Vibration Characteristics of Functionally Graded Micro-Beam Carrying an Attached Mass

In this article, in reference to the modified couple stress theory and Euler-Bernoulli beam theory, the free lateral vibration response of a micro-beam carrying a moveable attached mass is investigated. This is a decent model for biological and biomedical applications beneficial to the early-stage diagnosis of diseases and malfunctions of human body organs and enzymes. The micro-cantilever beam is composed of functionally graded materials (FGMs).
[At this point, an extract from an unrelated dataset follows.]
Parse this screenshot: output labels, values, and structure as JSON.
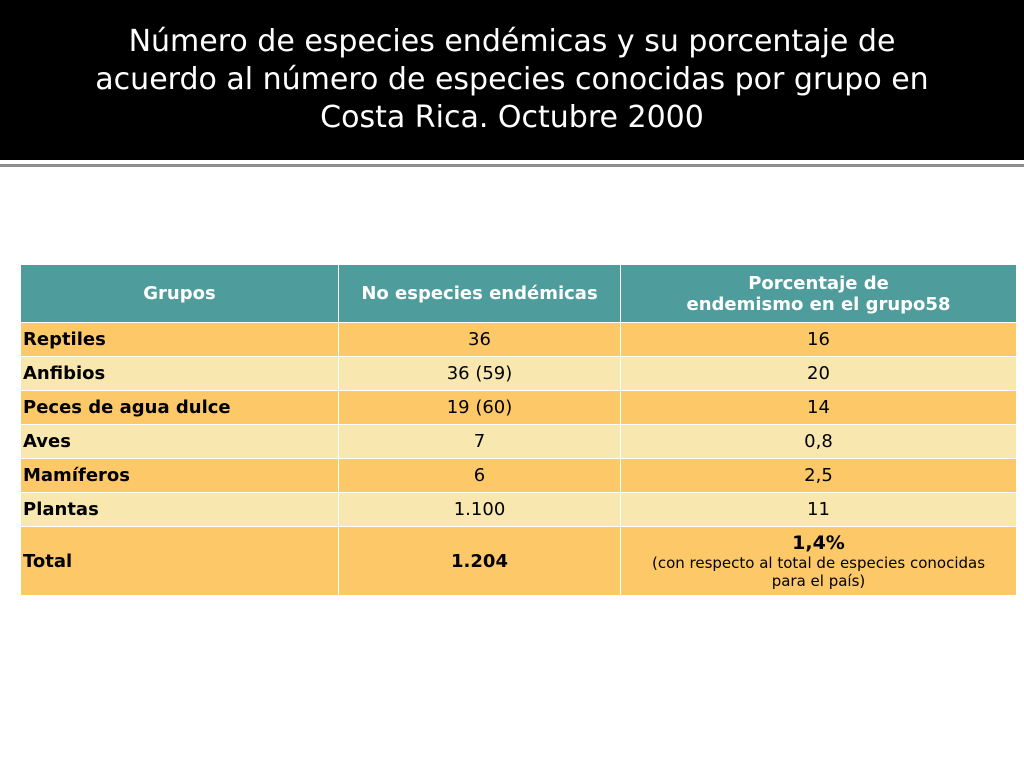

The material properties are supposed to show variations through-thickness of the beam in consonance to the power of law. Rayleigh-Ritz method is applied in order to explore the natural frequencies of the first three vibration modes. In order to manifest the accuracy of the proposed method, the results are established and juxtaposed with technical literature. Influences of the material length-scale parameter that captures the size-dependency, ratio of the mass of the beam to the mass of the attached mass and power index of the graded material consequent to the vibrational behavior of the system are contemplated. This technical research denotes the value of the material gradation besides to the inertia of an attached mass in the dynamic behavior of the bio-micro-systems. As a result, the adoption of suitable power index, mass ratio and position of the attached mass lead to the superior design of bio-micro-systems persuading early-stage diagnostics.